To be specific, the FAQ states: "It has been trained on natural language text and source code from publicly available sources, including code in public repositories on GitHub."
Some have raised concerns that Copilot violates at least the spirit of many open source licenses, laundering otherwise unusable code by sprinkling magic AI dust... most likely leaving the Copilot user responsible for copyright infringement.
It is possible to provide CoPilot with a sequence of inputs that produces some of the input, which was copyrighted. Let's say you want to help people violate copyright, so you as a third party distribute a script that provides that sequence of inputs. Who's violating the copyright there?
Alternatively -- it is apparently legal to produce a clean-room implementation that duplicates a copyright implementation. Supposing you were to use a tool like CoPilot, which has just been trained on that copyright implementation. Is your room still clean? You might even be able to get it to spit out identical functions!
Or, if you have a ML algorithm which has been trained on leaked closed source code, and it is sufficiently over-fitted as to just provide the source code given the filename or the original binary, who is violating copyright when this tool is used? If it is just the end user, then this seems like a really convenient way to launder leaked closed source code.
If I induce you to break a contract with someone else they can come after me for damages.
For example in this case, there are developers who have created GPL code. That code was licensed to some other developer. Github then encouraged people to upload git copies of the GPL code onto github where it was put into the model. That model contains the copyrighted materials and isn't coming with the necessary notices. The output of the model can be code that is a direct stand in for the copyrighted work. Thus Github have become a party to breaking the license even though they themselves never agreed to the GPL.
In addition Github are encouraging (They are advertising it and making it available broadly) other developers to copy that code and use it in their project. Again that's encouraging an action that breaks a contract. Github is well aware that this is likely happening and they continue on. Thus they might be liable. You also might be liable.
All of these things can and likely will be argued before courts but it's not at all one sided.
> That's been established in court with regards to training AIs.
What are you basing the certainty of this statement on? The case law I have seen around this is pretty spotty. Cases around training on copyrighted materials have predominately been about the input, and not the output. With the final output usually being controlled by the model owner. For example Google obtained the books they scanned legally then used them to produce google books' index. There are some major differences.
- The books were purchased, meaning they got a license to use the book. There's for sure code in the model that Github does not legally have the right to use. They are aware of this. Making the input more shaky for github. - Github is making a direct profit off of this service. It's a revenue generating enterprise. That's important since it raises the bar of what they can be expected to do.
There's been nothing that goes to the supreme court yet; it's all per circuit and not settled case law. Also this gets WAAAAY more complex when we start talking about outside of the US and isn't decided at all.

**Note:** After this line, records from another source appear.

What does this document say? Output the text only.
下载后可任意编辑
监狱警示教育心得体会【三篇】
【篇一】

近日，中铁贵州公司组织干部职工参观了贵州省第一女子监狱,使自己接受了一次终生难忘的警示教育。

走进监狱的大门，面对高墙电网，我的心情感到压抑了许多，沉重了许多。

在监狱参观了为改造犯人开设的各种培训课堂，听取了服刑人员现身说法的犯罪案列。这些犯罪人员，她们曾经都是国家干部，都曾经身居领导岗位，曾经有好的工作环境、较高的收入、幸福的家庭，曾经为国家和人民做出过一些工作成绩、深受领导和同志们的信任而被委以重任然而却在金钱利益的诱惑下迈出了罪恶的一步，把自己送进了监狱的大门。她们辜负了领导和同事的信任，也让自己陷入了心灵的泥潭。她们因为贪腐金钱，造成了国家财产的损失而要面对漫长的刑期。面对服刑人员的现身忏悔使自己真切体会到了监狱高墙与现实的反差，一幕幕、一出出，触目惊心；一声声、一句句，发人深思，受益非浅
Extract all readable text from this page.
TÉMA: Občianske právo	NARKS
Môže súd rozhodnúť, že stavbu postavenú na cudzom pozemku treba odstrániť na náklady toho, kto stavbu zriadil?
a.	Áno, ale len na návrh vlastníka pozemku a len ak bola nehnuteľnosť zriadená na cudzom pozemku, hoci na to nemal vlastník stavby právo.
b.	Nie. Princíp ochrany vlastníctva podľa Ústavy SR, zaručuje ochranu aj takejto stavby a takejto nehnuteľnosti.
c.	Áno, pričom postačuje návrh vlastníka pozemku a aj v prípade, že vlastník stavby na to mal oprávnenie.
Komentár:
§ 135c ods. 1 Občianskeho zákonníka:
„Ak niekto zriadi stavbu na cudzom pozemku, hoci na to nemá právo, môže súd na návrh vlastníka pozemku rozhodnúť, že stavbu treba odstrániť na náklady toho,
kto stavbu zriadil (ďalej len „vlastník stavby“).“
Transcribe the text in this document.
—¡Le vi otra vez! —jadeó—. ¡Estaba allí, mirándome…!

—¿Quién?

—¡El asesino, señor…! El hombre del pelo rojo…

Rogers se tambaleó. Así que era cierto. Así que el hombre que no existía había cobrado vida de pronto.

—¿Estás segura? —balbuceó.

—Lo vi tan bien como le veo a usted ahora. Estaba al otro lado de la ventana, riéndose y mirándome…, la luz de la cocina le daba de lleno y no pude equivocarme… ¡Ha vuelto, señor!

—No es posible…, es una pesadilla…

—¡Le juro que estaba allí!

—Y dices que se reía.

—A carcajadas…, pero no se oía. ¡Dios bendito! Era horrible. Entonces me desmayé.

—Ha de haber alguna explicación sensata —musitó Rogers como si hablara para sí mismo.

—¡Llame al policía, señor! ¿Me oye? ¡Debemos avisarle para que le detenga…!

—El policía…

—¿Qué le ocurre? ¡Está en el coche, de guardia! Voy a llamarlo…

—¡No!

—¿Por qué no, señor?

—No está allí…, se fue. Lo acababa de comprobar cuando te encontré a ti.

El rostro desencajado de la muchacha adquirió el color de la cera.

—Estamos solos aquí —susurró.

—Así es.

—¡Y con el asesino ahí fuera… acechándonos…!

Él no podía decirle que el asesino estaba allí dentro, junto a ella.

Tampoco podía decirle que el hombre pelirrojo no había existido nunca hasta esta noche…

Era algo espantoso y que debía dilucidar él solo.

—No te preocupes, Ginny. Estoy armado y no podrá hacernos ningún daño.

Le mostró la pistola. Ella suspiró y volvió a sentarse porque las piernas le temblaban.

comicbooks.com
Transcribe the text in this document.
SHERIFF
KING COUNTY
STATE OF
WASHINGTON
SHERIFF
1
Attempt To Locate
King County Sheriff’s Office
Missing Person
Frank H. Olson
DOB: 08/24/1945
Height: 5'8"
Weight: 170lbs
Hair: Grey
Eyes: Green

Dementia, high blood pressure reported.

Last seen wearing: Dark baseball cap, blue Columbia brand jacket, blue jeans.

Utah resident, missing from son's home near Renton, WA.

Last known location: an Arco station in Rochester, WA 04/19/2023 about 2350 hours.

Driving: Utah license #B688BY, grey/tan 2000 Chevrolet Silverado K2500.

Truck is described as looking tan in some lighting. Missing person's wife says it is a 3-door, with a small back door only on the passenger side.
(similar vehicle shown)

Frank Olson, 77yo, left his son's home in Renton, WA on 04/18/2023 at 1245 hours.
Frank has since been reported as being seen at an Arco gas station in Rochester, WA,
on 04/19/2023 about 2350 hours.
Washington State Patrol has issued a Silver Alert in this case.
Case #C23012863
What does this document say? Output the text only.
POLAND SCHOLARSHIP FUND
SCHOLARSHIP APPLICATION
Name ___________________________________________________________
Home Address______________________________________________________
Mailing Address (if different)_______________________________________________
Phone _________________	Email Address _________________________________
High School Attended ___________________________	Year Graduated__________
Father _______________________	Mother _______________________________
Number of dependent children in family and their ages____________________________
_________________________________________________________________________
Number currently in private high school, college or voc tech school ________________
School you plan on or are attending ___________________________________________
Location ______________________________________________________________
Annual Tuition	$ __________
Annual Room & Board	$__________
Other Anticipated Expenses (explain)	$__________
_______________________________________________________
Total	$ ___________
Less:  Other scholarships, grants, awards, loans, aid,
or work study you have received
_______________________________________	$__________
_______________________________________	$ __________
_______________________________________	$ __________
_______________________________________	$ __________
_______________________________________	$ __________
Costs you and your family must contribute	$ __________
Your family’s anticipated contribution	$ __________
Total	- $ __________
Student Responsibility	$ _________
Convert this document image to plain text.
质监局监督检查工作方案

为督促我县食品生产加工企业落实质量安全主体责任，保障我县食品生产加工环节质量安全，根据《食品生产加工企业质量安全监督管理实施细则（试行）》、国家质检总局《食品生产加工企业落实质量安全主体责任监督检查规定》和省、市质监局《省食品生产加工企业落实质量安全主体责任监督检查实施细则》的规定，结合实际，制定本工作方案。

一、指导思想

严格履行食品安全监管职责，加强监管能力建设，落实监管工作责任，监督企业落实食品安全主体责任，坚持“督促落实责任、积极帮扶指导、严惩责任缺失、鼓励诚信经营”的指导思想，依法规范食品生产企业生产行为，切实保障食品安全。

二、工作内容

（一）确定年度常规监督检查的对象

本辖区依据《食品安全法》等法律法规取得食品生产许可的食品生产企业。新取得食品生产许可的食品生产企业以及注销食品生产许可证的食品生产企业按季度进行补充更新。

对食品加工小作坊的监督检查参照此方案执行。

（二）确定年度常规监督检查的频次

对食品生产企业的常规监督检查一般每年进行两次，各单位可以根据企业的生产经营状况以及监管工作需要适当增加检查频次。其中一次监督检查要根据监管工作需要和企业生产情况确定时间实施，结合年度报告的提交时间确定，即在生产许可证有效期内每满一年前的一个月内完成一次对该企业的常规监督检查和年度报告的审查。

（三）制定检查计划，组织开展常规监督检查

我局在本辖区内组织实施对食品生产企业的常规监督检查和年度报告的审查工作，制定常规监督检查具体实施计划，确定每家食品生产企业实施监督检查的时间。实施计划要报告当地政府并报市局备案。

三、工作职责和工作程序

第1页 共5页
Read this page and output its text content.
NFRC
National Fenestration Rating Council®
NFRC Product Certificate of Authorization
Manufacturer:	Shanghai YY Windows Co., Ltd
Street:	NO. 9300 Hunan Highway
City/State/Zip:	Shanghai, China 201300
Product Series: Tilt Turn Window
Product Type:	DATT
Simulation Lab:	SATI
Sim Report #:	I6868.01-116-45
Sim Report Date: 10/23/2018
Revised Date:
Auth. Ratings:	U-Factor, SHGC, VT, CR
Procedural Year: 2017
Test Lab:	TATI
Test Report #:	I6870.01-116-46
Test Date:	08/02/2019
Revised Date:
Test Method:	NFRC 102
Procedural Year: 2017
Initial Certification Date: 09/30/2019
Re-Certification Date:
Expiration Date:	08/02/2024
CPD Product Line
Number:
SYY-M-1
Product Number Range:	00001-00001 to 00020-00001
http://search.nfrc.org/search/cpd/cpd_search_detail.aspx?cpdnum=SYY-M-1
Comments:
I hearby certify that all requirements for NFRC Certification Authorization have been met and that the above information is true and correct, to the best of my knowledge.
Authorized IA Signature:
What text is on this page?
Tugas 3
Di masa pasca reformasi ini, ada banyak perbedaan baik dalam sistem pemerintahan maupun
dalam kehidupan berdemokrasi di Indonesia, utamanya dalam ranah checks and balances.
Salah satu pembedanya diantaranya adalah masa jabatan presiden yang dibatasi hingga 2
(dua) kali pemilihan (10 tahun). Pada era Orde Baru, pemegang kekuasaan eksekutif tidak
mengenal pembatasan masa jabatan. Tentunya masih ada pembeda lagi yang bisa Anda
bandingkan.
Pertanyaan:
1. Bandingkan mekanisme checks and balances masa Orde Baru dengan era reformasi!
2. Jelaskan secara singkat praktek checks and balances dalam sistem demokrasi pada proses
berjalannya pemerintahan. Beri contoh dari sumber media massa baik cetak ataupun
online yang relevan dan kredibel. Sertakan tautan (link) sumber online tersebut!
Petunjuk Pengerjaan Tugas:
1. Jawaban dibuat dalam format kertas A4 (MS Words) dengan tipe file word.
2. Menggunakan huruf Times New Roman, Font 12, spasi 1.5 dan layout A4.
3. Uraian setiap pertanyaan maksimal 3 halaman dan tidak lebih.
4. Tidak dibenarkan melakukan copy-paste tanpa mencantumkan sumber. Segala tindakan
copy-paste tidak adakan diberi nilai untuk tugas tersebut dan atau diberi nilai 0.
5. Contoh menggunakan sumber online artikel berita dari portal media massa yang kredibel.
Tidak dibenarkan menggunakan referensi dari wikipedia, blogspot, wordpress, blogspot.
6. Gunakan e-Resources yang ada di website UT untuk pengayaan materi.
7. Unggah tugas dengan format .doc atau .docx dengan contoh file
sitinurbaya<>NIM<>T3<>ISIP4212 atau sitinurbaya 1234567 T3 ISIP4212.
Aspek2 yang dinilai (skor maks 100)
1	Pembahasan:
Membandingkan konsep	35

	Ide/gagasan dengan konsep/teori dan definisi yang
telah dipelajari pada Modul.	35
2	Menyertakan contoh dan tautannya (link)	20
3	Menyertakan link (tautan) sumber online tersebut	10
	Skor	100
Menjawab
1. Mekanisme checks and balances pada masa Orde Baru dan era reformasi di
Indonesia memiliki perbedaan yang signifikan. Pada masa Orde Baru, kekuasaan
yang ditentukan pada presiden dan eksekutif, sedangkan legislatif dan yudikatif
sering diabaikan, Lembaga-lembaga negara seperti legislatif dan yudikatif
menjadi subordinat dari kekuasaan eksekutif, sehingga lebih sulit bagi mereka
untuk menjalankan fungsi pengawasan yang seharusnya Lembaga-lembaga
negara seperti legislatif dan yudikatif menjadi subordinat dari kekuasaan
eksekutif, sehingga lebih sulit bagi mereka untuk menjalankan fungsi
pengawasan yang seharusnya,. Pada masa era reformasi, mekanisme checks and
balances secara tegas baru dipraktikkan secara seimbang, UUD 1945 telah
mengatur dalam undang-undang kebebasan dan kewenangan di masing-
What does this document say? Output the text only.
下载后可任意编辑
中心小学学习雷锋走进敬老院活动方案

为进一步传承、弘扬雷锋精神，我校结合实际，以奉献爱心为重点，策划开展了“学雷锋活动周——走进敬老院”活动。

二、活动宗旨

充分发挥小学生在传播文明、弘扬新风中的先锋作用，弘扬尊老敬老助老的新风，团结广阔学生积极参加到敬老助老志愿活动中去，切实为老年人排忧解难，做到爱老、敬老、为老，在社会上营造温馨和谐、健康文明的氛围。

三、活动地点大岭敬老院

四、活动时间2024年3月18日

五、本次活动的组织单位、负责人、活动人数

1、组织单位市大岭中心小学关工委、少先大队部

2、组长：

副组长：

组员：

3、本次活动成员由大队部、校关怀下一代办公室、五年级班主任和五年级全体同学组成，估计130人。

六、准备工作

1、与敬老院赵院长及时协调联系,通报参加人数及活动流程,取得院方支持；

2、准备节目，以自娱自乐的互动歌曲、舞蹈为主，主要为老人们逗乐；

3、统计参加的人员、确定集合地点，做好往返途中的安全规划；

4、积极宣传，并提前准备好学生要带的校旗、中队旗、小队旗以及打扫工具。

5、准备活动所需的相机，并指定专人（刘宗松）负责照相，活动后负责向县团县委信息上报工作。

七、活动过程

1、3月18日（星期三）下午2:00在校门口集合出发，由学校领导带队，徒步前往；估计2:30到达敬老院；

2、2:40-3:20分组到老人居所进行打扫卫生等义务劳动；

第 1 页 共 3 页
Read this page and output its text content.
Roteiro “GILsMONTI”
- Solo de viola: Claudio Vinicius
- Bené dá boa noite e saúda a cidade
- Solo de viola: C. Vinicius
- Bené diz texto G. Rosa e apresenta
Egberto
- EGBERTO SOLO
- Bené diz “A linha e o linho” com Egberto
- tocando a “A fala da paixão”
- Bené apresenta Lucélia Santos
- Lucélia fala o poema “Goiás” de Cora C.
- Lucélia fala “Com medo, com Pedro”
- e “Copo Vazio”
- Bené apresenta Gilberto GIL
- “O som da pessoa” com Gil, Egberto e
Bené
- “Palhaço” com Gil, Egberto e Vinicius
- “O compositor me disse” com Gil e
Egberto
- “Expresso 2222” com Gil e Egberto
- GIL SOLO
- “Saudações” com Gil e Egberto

These things are complex and likely you need your lawyer to advise you with any real questions.
Been a hell of a decade, hasn't it.
The wisdom of crowds works best when:
1. participants are independent (otherwise you may get failure modes, such as "groupthink" or "information cascades")
2. participants are informed, but in different ways, with different opinions;
3. there is a clear, accepted aggregation mechanism, where individual errors "cancel out" to some degree
I view the topics in James Surowiecki's book (or the Wikipedia summary of it, at least) as required thinkinpg for everyone, preferably synthesized with a study of statistics and political economy.
In particular, the Wikipedia article's section on "Five elements required to form a wise crowd" is a slightly different slicing of the required elements that I offer above.
* If you read that section, trust is listed. I, however, don't see trust as a necessary condition for a "wise crowd". Trust is often useful (or even necessary) when a collective decision is used for governance, decision-making, and policy.
AI is just recomposition of existing snippets of code, art, text, music, etc. Does an AI fall under fair use? What happens when an AI produces something too similar to an existing work or trademark. I know the computer won't get sued, the owner/user will. But still, it's a hard problem.
Even if Copilot was initialized with snippets from Open Source Software (exclusively), it doesn't mean that copyright infringement isn't a concern.
It's not random recomposition, which is worthless. It's useful recomposition, adapted to the request and context. It adds something of its own to the mix.